How to Use ‘Curb Appeal’ to Lure ‘Readers’
What pulls people in to a magazine: words or images? If you answer “words” or “ideas” then you are a word person, but, if you are at all open to rational argument, not entirely hopeless. You must understand the reality of publishing today. Just watch your reactions as you page-flip a magazine that marginally interests you. What stops you? Ten to one that if there are nonwords printed on the page, it isn’t the words, even the carefully honed headlines, pull quotes, captions or other verbal display.
Words are the last stuff the potential reader gets involved in, with text last of all, because it presupposes effort, work, thought and investment of time.
That’s precisely where visuals (images, tables, etc.) come in, since they create instant curiosity that we can harness to our purposes to draw these viewers into the story. At the instant when curiosity is tickled, they are open to an explanation and, if we’ve done our editing and designing cannily, perhaps even eager for it. And they are caught.

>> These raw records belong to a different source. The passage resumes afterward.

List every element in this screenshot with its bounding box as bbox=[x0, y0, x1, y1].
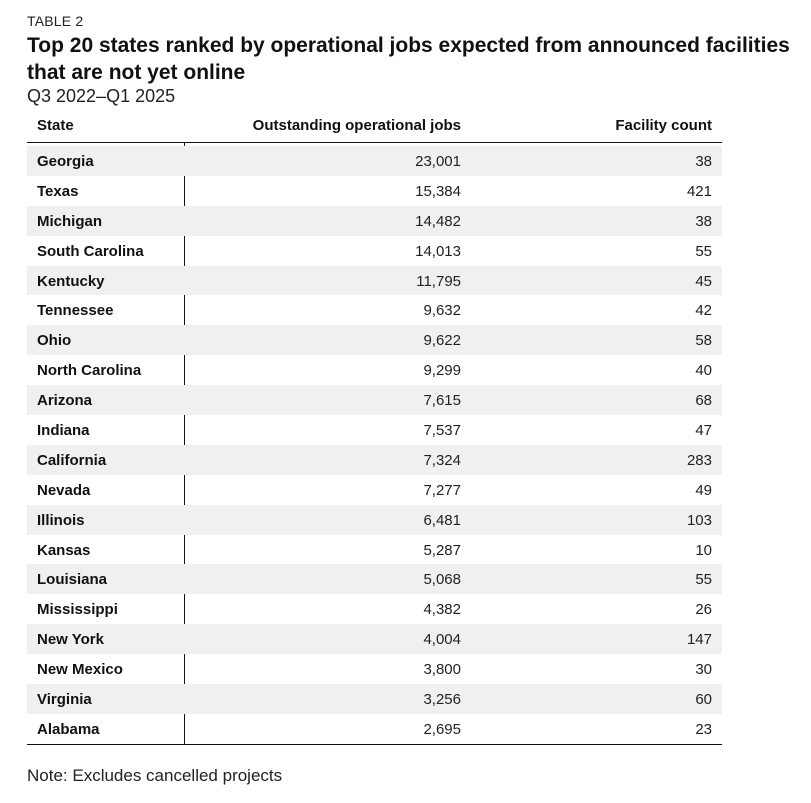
facility-count-cell: 283 bbox=[686, 451, 712, 469]
state-cell: Kentucky bbox=[37, 272, 105, 290]
facility-count-cell: 68 bbox=[695, 392, 712, 410]
table-body: Georgia 23,001 38 Texas 15,384 421 Michigan 14,… bbox=[27, 143, 722, 745]
table-row: Virginia 3,256 60 bbox=[27, 684, 722, 714]
facility-count-cell: 40 bbox=[695, 362, 712, 380]
jobs-cell: 15,384 bbox=[415, 182, 461, 200]
facility-count-cell: 42 bbox=[695, 302, 712, 320]
table-row: New Mexico 3,800 30 bbox=[27, 654, 722, 684]
table-row: South Carolina 14,013 55 bbox=[27, 236, 722, 266]
table-row: Texas 15,384 421 bbox=[27, 176, 722, 206]
jobs-cell: 4,382 bbox=[423, 601, 461, 619]
jobs-cell: 14,013 bbox=[415, 242, 461, 260]
column-header-state: State bbox=[37, 117, 74, 134]
state-cell: Alabama bbox=[37, 720, 100, 738]
jobs-cell: 3,800 bbox=[423, 661, 461, 679]
jobs-cell: 5,068 bbox=[423, 571, 461, 589]
facility-count-cell: 58 bbox=[695, 332, 712, 350]
table-row: Illinois 6,481 103 bbox=[27, 504, 722, 535]
jobs-cell: 14,482 bbox=[415, 212, 461, 230]
facility-count-cell: 26 bbox=[695, 601, 712, 619]
state-cell: Tennessee bbox=[37, 302, 114, 320]
table-row: Michigan 14,482 38 bbox=[27, 205, 722, 236]
jobs-cell: 7,324 bbox=[423, 451, 461, 469]
table-row: Mississippi 4,382 26 bbox=[27, 594, 722, 624]
facility-count-cell: 49 bbox=[695, 481, 712, 499]
table-row: Indiana 7,537 47 bbox=[27, 415, 722, 445]
facility-count-cell: 47 bbox=[695, 422, 712, 440]
state-cell: Ohio bbox=[37, 332, 72, 350]
facility-count-cell: 38 bbox=[695, 212, 712, 230]
table-row: Ohio 9,622 58 bbox=[27, 325, 722, 356]
jobs-cell: 6,481 bbox=[423, 511, 461, 529]
table-row: Louisiana 5,068 55 bbox=[27, 564, 722, 595]
facility-count-cell: 421 bbox=[686, 182, 712, 200]
state-cell: New Mexico bbox=[37, 661, 123, 679]
state-cell: Georgia bbox=[37, 153, 94, 170]
state-cell: Arizona bbox=[37, 392, 93, 410]
facility-count-cell: 38 bbox=[695, 153, 712, 170]
state-cell: Mississippi bbox=[37, 601, 118, 619]
facility-count-cell: 30 bbox=[695, 661, 712, 679]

Like it or not, we live in a visual age. The dignified publications of yesteryear have vanished, except for a few special, sophisticated journals for circles of cognoscenti. Stories make the news on TV only if the images are there. The audience members are lookers first, so no images, no story, regardless of how important the subject. That’s what viewers expect, and catering to their preference makes or breaks today’s publishing on screen or paper. Dumbing down? Cheaper journalism? No! Just a different technique of disseminating knowledge.
Tell-and-show … or show-and-tell?
Years ago, I had an awful fight with my editor when I submitted the manuscript for a book on typography. In those primitive days, you couldn’t blend visuals with words to compose complete pages. You drew sketches and put illustrations in a separate folder, and keyed them to the text somehow (and invariably it all got fouled up). Being a designer, I insisted on showing precisely what went where, so I taped reduced-size photocopies of the drawings onto the typescript. Fine, except the I was given showed everything “upside down” (in reverse order to what I mapped out). The editor (splendid word-person that she was) rigidly believed in “readers,” so she first had to state the proposition in words on the page and then “illustrate” it. I, being a visual person, believed that you stimulate the undecided page-flippers by showing them something first to intrigue them, and only then explaining it.